Nutritionally Complete Rice
The green revolution increased agricultural production around the world. Switching to high yielding cereal crops reduced starvation, but has caused many to suffer from malnutrition. With human population expected to reach 10 billion by 2100, humans cannot return to nutritionally complete, low yield, traditional agriculture. Genetically modifying cereal grains into nutritionally complete food may be the best way to satisfy the caloric and nutritional requirements of future generations.
In Southeast Asia, rice can make up 73% of total caloric intake. Unfortunately, rice does not contain any vitamin A precursor, beta-carotene. Vitamin A deficiency has caused blindness in hundreds of thousands of children every year.

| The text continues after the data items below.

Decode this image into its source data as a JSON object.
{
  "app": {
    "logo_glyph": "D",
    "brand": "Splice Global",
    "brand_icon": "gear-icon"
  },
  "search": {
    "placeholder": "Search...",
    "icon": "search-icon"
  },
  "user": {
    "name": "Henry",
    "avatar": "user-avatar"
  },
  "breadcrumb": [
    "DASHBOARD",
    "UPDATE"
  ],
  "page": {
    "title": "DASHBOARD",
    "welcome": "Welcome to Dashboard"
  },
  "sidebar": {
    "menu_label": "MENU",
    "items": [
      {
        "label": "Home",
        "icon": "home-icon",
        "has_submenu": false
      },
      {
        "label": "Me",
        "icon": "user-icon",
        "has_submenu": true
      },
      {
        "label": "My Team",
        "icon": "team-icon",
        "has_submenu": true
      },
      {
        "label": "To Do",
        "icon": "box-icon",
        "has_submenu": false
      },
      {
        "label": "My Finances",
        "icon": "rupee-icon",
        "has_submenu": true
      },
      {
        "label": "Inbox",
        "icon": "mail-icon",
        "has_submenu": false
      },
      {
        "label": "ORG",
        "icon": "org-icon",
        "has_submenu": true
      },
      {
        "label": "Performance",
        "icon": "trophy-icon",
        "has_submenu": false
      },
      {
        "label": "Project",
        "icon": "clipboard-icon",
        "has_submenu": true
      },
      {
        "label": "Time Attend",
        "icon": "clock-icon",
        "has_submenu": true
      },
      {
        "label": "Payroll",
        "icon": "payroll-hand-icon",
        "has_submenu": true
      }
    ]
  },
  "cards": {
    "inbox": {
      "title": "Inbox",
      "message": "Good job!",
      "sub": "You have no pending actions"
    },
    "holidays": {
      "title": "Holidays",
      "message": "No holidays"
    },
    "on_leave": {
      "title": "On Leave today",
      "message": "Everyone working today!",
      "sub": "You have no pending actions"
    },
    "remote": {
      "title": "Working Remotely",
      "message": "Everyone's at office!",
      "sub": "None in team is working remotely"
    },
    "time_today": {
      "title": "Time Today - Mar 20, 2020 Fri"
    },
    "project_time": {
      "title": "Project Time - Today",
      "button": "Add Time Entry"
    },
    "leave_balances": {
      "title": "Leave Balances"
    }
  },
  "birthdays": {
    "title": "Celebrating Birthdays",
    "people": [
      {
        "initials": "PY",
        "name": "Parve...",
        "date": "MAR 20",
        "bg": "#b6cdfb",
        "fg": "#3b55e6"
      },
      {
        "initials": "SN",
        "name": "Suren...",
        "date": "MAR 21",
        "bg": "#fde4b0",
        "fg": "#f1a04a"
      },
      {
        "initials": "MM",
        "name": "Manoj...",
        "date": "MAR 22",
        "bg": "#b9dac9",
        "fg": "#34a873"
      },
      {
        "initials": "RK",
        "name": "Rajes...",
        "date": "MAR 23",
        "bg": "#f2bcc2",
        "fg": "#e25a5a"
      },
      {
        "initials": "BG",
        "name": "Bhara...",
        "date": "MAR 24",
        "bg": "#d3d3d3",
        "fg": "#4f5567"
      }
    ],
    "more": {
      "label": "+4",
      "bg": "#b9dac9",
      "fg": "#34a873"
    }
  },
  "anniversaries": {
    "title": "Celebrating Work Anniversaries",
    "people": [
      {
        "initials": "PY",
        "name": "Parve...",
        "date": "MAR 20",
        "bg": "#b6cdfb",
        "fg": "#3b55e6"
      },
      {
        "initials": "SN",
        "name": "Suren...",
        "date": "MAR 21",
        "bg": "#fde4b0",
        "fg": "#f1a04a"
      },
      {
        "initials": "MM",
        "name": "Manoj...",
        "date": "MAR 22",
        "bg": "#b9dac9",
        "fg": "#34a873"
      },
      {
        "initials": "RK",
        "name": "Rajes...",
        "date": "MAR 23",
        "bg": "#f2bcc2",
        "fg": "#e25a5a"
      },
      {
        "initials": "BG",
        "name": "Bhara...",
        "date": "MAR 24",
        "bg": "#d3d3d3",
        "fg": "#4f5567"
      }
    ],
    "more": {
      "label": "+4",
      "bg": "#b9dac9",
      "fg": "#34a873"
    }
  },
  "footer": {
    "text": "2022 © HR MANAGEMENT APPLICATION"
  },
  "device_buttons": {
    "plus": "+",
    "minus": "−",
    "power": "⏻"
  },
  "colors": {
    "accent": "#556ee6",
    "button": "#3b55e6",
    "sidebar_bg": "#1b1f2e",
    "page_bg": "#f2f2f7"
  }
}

Rice endosperm has no carotenoids, so conventional breeding canít increase beta-carotene content. The introduction of genes from daffodil (later maize) and soil bacterium resulted in yellow, beta-carotene containing rice grain. The newest version of golden rice contains enough beta-carotene to satisfy vitamin A RDA with normal consumption of 100-200g of rice per day. Further genetic modification could supply all essential vitamins.
Genetic modification has also improved rice grain Lys and Trp providing a balanced profile of all the essential amino acids. Genetic modification to accelerate leaf senescence could further increase nutrient remobilization resulting in increased grain protein, iron, and zinc content.
To avoid a Malthusian catastrophe, high yielding green revolution crops are our best hope for future food security. Although some fear pest and pesticide resistant genetically modified foods, there can be no opposition to nutritionally improved, genetically modified cereal grains. Withholding a cheap and effective cure for malnourishment would be unconscionable.